Entre o risco e uma chávena de chá
Mais à frente na conversa, o tema do aventureirismo e do risco volta a surgir. O tom fica mais sério. Ele, melhor do que ninguém, sabe por que tormentas passou. Será um aventureiro que não avalia os riscos? "Não, não podes ser um "daredevil" a pilotar helicópteros [tem licença de voo e um helicóptero]. Eles não perdoam. Não sou irresponsável. Seria um desrespeito para a minha mulher e para as minhas filhas. Faço este trabalho para nos sustentar. Quero matar-me e deixá-las sem o papá? Não! De modo algum."
O que pensa a mulher, Mindy, deste trabalho? "Ela tem uma opinião sobre o tema." Negativa, pode imaginar-se. "Não quero telefonar, ou pior, não quero que alguém lhe telefone outra vez a dizer que estou no hospital e um bocado partido."

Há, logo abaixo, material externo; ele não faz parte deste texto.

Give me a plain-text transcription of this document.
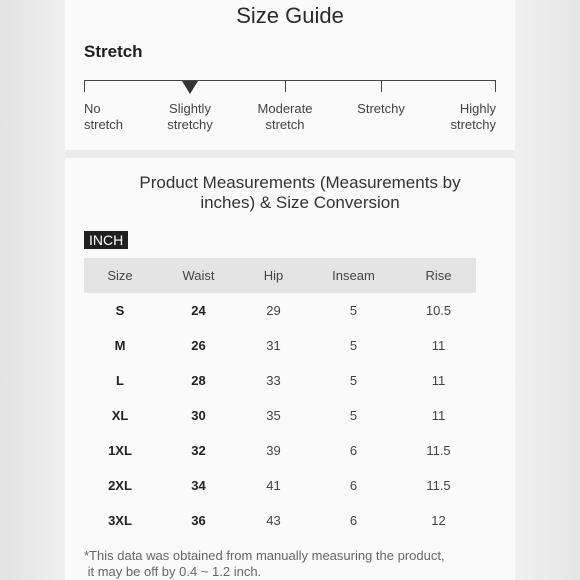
Size Guide
Stretch
No
stretch
Slightly
stretchy
Moderate
stretch
Stretchy	Highly
stretchy
Product Measurements (Measurements by
inches) & Size Conversion
INCH
Size	Waist	Hip	Inseam	Rise
S	24	29	5	10.5
M	26	31	5	11
L	28	33	5	11
XL	30	35	5	11
1XL	32	39	6	11.5
2XL	34	41	6	11.5
3XL	36	43	6	12
*This data was obtained from manually measuring the product,
it may be off by 0.4 ~ 1.2 inch.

Certo é que até parece fácil quando o emblemático trio se junta no ecrã. Já se conhecem há tanto tempo que sabem como vão reagir e "isso é confortável", considera o apresentador cujo nome está marcado na história da televisão, ao lado dos de Jeremy Clarkson, o desbocado e sempre envolto em polémicas mestre de cerimónias de "Top Gear" e "The Grand Tour", e do - por vezes - ponderado James May.
No futuro, Hammond vê-se nos bastidores, a realizar ou idealizar novos programas, deixando que os mais novos brilhem, e ficando longe do bulício e do risco. Por enquanto, continua a atravessar a Colômbia num carro velho, a fazer o delta do Mekong, entre o Cambodja e o Vietname, numa lancha rápida ou a precisar de montar um carro para sair de uma zona inóspita da Mongólia.
Com esta agitação, o que ainda excita Richard Hammond? A resposta sai rápida e com um sorriso maroto, que também fez o trio de assessores presentes na sala rir: "Um bom descanso sentado, uma bela chávena de chá. Gosto de me superar no trabalho. Tento fazer coisas difíceis e "Big" é um programa ambicioso. Mas também, quando estou em casa, vou dar uma corrida com o meu cão".
O ritmo frenético leva-o a não saber se alguma vez esteve no Porto. Em Portugal, sim. Há provas, porque o primeiro episódio de "The Grand Tour" passou pelo autódromo do Algarve. Mas no Porto? "Julgo que sim... Mas, por causa do meu ridículo trabalho, viajo tanto que nem me apercebo se já estive em algum lugar até lá voltar e reparar "Oh, já estive aqui". Vamos assumir que estive e que gostei." Mais uma faceta inseparável de quase tudo o que faz: o humor. Richard até já molhou o pé no stand up, em "Richard"s Hammonds Crash Course" ("nome engraçado", comenta), um programa em que experimentava diferentes profissões. Veredito: "Nunca mais vou fazer aquilo. É mesmo muito difícil, não o façam!". E a conversa foi interrompida por um alarme de incêndio. Era apenas um teste, mas serviu de mote para acelerar até ao final da entrevista.